3. As a high church Baptist, I hold that the place of the minister is to serve the congregation and creation in order to help a) tell God’s story daily and b) bring about the realized Kingdom of God. Preaching is a part of that, as is daily pastoral care and counseling… but being a minister is much more and includes recognizing the need for sacraments in the life of congregants (and the creation) on a daily basis.
4. High church Baptists recognize the need and responsibility for ecumenical discussions and inter-faith dialogue with Muslims, Jews, Buddhists, Baha’i, and other forms/strands of faith communities. High church Baptists realize, through the Word and Table, the cosmic scale of our faith and are driven by the need to bring the creation into union with the Creator.

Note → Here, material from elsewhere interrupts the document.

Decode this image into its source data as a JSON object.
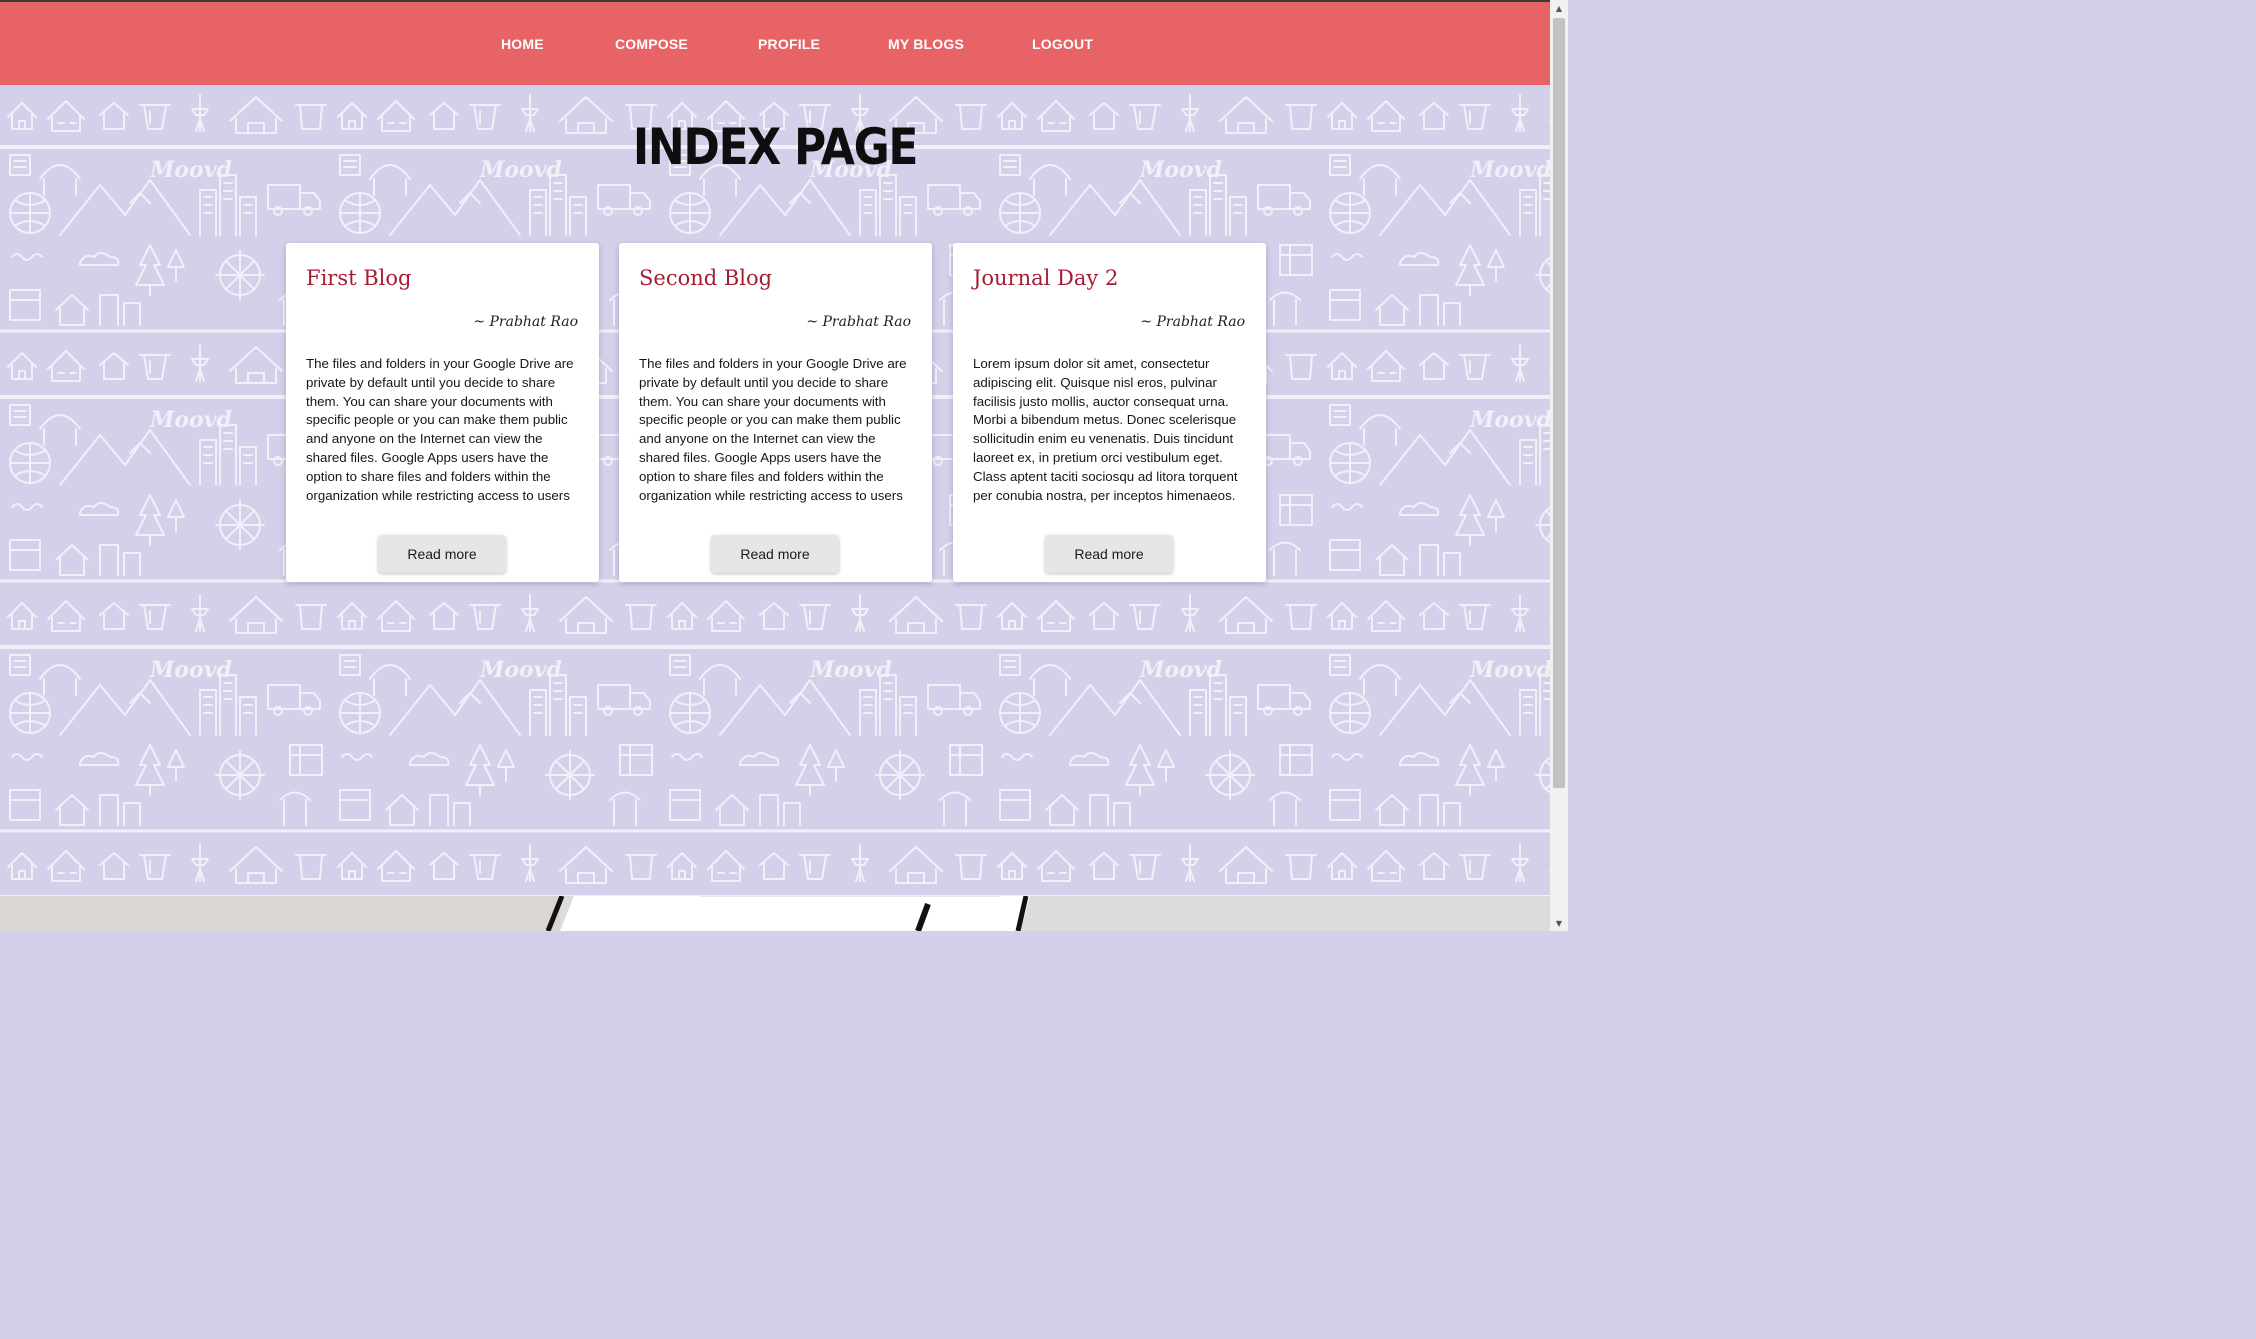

5. As a high church Baptist, I live my life in communion with God by participating in the Lectionary. It is an amazing experience to adhere one’s self to a daily and holy pattern like the Lectionary which helps us overcome the confines of a secular calendar and conception of time. Time itself is transformed and opens us to a move closer to the divine.
There you go. That’s my (always developing and always unfinished) conception of what it means to be high church and a Baptist.
Here’s a post that sums up things nicely in general (less specific and subjective) terms.
I’m sure I’ll post more on this as I reflect on these ideas over the coming months.
1 thought on “What is a High Church Baptist?”
Nice post. But does #4 really fit in to the description of being “high church”? I agree with you about the importance of #4, but I'm just not sure that should be included as a descriptor of “high church,” especially if it deals with “worship preferences.”You follow that up by saying that it “includes views on sacraments, liturgy, the lectionary and theology (and anthropology).” While I agree that differing views on theology and anthropology should be included as descriptors of distinction between high and low church, what sort of methodology should be used to determine what theological and anthropological views get labeled “high church” and which ones get labeled “low church”?